I don't really understand your explanation and I haven't really followed the discussion.
But if I understand correctly, apparently BDW has a 12% higher voltage for a given frequency, which flies in the face of
How's that possible? A smaller node should decrease voltage, right?
It could but higher voltage doesnt mean automaticaly higher power comsumption, i explain it to you before answering to Tuxdave since this will allow everyone to understand very easily what is discussed.
On the slide you posted the first parameter is called capacitance, to summarize these are parasistic capacitors that are inherently built in with the transistor.
Thoses parasistic capacitors act as some wheight attached to each transistor and they create an electrical inertia, that means that when you send a current to drive a transistor the capacitors will absorb this current and keep the transistor from being fed the command voltage until you have charged enough said capacitor, at this point the transistor input has reached a voltage high enough that the transistor start to conduct massively and drive the next transistors with their own attached parasistic capacitors.
Now if your process use higher voltage you can compensate by reducing the capacitance accordingly by the square or the voltage ratio, that means that if your voltage is 20% higher (a 1.2 ratio) the capacitances must be reduced by a ratio 1.2 x 1.2 = 1.44 to get the same efficency.

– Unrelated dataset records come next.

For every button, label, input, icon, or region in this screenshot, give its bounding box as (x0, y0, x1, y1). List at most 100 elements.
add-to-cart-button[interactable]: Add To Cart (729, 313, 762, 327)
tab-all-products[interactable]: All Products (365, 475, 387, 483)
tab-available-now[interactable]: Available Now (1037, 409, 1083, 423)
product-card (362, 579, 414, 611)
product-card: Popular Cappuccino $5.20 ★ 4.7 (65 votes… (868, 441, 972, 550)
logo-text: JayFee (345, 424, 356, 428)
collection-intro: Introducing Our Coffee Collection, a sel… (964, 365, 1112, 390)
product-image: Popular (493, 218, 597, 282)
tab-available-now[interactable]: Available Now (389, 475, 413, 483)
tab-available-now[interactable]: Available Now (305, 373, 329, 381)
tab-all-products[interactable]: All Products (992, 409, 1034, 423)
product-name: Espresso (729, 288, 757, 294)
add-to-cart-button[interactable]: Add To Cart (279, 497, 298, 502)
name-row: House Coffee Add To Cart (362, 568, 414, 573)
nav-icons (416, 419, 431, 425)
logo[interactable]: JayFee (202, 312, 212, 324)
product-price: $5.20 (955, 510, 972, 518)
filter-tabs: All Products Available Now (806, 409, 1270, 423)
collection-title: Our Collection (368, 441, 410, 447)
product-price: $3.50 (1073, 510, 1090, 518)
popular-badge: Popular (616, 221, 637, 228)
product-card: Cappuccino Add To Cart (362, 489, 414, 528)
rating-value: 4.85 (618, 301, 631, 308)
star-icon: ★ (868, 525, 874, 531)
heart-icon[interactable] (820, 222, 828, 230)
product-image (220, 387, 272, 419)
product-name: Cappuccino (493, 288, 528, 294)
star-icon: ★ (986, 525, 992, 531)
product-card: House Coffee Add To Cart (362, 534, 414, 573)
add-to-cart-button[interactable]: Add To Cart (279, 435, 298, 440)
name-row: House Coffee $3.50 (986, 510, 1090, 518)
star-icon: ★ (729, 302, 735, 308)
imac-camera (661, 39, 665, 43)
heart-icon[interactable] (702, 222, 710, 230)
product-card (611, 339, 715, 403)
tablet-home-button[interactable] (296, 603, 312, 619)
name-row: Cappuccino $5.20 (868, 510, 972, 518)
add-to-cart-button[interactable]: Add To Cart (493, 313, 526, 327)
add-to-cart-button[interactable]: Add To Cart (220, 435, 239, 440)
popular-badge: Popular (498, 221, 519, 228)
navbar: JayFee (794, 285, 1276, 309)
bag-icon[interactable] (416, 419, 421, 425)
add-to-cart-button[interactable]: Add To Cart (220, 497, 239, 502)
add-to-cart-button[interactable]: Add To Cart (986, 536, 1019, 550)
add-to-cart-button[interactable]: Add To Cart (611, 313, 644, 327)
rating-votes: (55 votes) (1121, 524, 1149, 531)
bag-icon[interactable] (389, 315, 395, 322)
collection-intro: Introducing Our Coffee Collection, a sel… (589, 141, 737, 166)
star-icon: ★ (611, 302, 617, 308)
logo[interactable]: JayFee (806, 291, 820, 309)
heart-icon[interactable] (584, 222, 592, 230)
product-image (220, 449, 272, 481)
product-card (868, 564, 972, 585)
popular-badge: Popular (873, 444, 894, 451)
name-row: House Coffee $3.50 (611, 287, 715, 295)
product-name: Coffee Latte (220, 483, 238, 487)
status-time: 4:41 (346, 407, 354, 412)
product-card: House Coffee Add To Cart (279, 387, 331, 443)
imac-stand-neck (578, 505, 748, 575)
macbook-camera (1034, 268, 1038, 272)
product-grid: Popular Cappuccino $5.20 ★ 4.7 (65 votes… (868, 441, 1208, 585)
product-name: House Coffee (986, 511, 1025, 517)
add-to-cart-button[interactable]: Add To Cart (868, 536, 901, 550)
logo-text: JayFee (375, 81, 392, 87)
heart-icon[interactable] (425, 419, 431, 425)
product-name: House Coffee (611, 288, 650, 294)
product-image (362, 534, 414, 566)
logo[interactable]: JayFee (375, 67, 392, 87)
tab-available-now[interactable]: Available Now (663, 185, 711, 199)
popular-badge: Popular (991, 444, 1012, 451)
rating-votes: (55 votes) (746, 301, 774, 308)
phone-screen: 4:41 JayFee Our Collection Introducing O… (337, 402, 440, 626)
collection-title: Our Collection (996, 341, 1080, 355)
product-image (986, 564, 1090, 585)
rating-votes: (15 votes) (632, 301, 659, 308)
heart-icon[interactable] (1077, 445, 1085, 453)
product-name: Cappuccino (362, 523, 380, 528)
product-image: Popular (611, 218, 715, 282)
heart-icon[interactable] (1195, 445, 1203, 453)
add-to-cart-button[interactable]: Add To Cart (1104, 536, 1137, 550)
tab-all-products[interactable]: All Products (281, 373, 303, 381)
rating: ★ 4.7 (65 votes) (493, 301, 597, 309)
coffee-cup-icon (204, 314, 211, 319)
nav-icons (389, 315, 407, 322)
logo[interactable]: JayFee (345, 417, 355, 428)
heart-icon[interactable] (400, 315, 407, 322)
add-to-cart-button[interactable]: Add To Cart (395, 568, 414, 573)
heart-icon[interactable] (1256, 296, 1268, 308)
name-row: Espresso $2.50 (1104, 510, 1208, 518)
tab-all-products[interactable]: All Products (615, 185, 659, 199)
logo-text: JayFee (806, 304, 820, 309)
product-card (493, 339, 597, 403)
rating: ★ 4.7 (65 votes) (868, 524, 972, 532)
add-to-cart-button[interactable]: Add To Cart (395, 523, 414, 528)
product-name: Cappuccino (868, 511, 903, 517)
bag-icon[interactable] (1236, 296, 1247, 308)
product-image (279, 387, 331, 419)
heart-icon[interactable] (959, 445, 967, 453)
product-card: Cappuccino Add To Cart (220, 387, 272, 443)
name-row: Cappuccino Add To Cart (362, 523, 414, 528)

Now the parameter called leakage is extremely dependant of the supply voltage, if you want low leakage you have to design your transistor such that it start to conduct at a higher command voltage, the benefit is that the higher the threshold voltage at wich the transistor start to conduct the lower the leakage when the transistor doesnt conduct
You see, that s all trade offs here and there, often different process will be used depending of the usage, for high performance you want transistors that start to conduct with low command voltage as it allow high frequencies but this will increase leakage, for low power devices leakage is an important metric so it will be higher command (and hence supply) voltages but also less leakage and lower frequencies.
Edit : The slide doesnt contradict the 12% higher voltage to answer to your question.
Here's my thought process. At first glance, with a gate wrapping around a channel, it clearly looks like "more gate" and thus "more capacitance". But since the channel topology allows a much better current control, you can relax the gate capacitance (higher oxide thickness) and still end up with better current than planar. Who knows. It's not very obvious to me which way it's guaranteed to go. You may be right.
You may aslo be right, mind you, i did read a paper from Altera about specific process optimisations for their designs at TSMC, and they also have access to Intel process, they state that Finfets have much better transconductance but also substancialy bigger parasistic capacitances, i ll post the PDF if i can find it again.
As for the frequency-voltage curve, that's affected by process and design. Imagine a curve which represents all possibilities frequency and voltage design point that the CPU design team is targeting. If you pick one design (which represents the lowest voltage to hit that frequency) and start to adjust voltage/frequency from a fixed design (how much voltage do you need to hit a higher frequency, how much voltage can you drop for a lower frequency), that SECOND curve will always be suboptimal compared to the first curve. How's that for a plausible explanation.
You are right since starting from an optimum will forcibly yield a worse caracteristic when you move around this optimum, be it by excess or by default.
Finfets higher input capacitance mandate shooting for the lower possible voltage and to get this you have to :
Either decrease the transistor conduction threshold (Vth) but this will increase exponentialy leakage when Vth is decreased and this is not compatible with a design that wants to be low power like Core M.
Or you increase the transitor transconductance (gm) at a same convenient Vth but that s precisely what is difficult to achieve since moving this parameter require modding slightly the geometry or using different materials at some places, like germanium, and this will shift all other parameters including thoses that are already satisfactory, among other the sub threshold caracteristic wich define the leakage current.